My interview last week went really well. There’s a very good chance I’ll be getting an offer from the company, I think, based on the conversations I had with the hiring manager. This role is a good opportunity to get my foot in the door in an industry I’ve been wanting to transition to for a while. And the company itself, while it’s early days yet and I’m sure in time I’ll find it doesn’t hit all my criteria, seems to be a pretty good one with low turnover and good growth. At the very least my commute would be significantly easier, and for that alone the transition might be worth it.
The biggest hesitation I’ve had making this leap has been, obviously about the money. As part of this career change, I’ll be taking a big pay cut. Probably 20% of my pay if I’m lucky. Also, as a smaller company, they are missing a lot of benefits I’ve gotten very accustomed to in the corporate world like retirement plans with matching and maternity leave, etc.
Using rough estimates of what the company will offer based on my discussions with the hiring manager, the average pay for this role in the market, and the maximum I’m willing to take in terms of a pay cut, I expect our household savings rate will drop significantly from 64% to 55%. If I manage to negotiate up the cash compensation to just a “mere” 20% pay cut, our savings rate will only drop to 60%.
Luckily fiancé recently started working again after a six month period of unemployment, so in a sense it won’t feel like our financial progress will be changing that much at all since I never really got “used to” a 64% savings rate.

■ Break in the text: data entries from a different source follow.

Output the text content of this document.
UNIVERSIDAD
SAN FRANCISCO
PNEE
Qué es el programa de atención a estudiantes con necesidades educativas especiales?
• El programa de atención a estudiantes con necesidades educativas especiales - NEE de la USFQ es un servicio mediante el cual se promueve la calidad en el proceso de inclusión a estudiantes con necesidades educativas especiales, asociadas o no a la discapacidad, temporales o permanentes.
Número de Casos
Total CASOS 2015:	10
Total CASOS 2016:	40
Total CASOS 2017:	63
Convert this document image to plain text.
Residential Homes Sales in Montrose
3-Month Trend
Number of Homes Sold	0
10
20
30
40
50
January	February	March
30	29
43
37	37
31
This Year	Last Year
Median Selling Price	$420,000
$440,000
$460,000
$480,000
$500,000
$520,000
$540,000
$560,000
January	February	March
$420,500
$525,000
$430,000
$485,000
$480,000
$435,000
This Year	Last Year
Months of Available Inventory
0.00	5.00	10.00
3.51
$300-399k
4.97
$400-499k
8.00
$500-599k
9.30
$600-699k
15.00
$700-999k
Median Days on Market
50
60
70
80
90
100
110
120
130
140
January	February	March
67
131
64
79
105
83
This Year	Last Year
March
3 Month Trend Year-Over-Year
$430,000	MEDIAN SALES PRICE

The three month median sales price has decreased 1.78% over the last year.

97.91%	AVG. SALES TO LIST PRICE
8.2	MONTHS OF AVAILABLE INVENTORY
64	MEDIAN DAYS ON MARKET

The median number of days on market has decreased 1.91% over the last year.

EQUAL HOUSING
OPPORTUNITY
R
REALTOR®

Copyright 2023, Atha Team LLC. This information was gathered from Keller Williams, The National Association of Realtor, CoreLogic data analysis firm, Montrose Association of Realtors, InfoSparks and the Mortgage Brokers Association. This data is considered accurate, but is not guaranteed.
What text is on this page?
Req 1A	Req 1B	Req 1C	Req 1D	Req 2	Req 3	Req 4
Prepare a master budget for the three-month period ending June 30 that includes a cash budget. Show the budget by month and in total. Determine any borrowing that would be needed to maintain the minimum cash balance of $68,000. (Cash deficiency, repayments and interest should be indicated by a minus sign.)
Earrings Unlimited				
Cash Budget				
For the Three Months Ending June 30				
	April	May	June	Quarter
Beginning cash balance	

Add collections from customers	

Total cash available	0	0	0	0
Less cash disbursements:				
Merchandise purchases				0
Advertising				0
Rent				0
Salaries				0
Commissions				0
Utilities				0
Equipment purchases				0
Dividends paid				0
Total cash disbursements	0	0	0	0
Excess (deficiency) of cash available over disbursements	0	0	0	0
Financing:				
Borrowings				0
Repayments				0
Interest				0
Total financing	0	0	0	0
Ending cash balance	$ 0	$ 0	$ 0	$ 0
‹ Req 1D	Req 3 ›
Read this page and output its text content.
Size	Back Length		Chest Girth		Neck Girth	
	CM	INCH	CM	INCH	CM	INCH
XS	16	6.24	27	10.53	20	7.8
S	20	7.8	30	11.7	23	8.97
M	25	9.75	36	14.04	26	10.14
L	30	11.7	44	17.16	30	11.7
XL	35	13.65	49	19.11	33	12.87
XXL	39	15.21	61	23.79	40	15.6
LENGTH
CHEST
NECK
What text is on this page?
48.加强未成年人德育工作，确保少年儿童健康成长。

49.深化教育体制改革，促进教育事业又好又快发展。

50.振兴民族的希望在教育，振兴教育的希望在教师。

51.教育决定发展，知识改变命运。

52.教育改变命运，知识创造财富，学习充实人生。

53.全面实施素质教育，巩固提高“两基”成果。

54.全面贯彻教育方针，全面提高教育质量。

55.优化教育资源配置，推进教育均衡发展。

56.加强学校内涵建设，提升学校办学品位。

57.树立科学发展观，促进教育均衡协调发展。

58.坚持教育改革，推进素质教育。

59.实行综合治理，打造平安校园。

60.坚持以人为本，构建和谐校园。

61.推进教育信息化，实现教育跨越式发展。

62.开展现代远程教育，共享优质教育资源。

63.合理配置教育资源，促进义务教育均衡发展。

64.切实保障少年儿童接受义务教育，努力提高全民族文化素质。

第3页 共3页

However, the new set up requires that both of us be working in order to maintain a >50% savings rate. Once we have kids, for instance, if we do day care or if fiancé becomes a stay at home father, we’ll be hovering 30-40% savings rate territory. Not terrible by any means, but a huge difference if our goal is FIRE. Like, a ten year difference.
So long and short of it: Am I giving up FIRE to pursue this career change? Yes and no. For just a little while, I want to prioritize the now-me versus the future-me. If I angle this thing right, I should be back on a good career and income trajectory in 1-2 years. Sure, I may not hit all the dates on my FIRE plan. But really this stuff is all about flexibility and optimizing happiness along the way. Hopefully, I’ll be doing just that.
Is it worth it to take a pay cut in order to change careers? Any tips on how to negotiate maximum possible pay while still resigning to a pay cut in this sort of scenario?
6 thoughts on “Will Changing Careers Destroy My Dreams of FIRE?”
Your doing the right thing. Years of unhappiness for some theoretical fi point is not the way to go. You might not even live to that point so you need to maximize through the entire spectrum. I’ve done a career change or two in my life, though not with a pay decrease. Money wasn’t the motivator though, being happier is the key.
Thanks for the support! Here’s hoping the next career lives up to my expectations!
Yes, a pay cut is (probably) worth it. I don’t think FI is a good destination if the journey isn’t something you enjoy along the way.
Our savings rate without me working would be in the 30 – 40% range assuming T could get summer pay (typical but not promised, especially if projecting out years). Considerably lower without summer pay. (I just did a back-of the-envelope calculation and am surprised it is even that high, given that the sheer magnitude of dollars saved per year diminishes a bunch. But our tax burden drops a lot too!)
Since we are coast-FI with no firm plans or dates for RE, savings is mostly just gravy at this point. I want to maximize our options, but not focusing on RE gives us lots of flexibility in our life choices. I do probably want to RE, but not sure exactly how early or when.
Yeah, I was surprised how much we’d still be able to save without fiance’s income. Taxes make a huge difference (side note: crunching the numbers, I found retirement vehicles are way more beneficial to FI plans than nearly anything else).
Coast FI is a sweet place to be! Not quite in that range yet, but I’m trying to look at this as one of my intended glide paths based on my savings so far.
Best of luck with the ongoing job search! Alas, the pay cut versus savings/possible FI debate isn’t something that I have much insight on. (Lawyers with a less happy stint in biglaw are primed to be thrilled about accepting potentially a very large pay cut for the right job.) I have no regrets about my post-clerkship pay cut, relative to what I’d have been making if I went back to my first firm. I haven’t really run calculations on how it impacts even my loan repayment though, haha, so I can’t really say that I necessarily fully know what I’m giving up.
I don’t think I would have it in me to take a clerkship level pay cut even if it was just for a year before FI. I keep telling myself I’ll be the oldest grad student in my future PhD program but I don’t care. Did you at least get a pay boost post-clerkship relative to what you had been earning? (even if you would have made more at your former company?)
On the one hand I feel really spoiled about it. Like, I don’t work nearly as hard as BigLaw folks do, so it’s not really about having that much less stress and I feel like why can’t I just tough it out here until FIRE. But then company drama happens and I am so, so glad I’m outta there.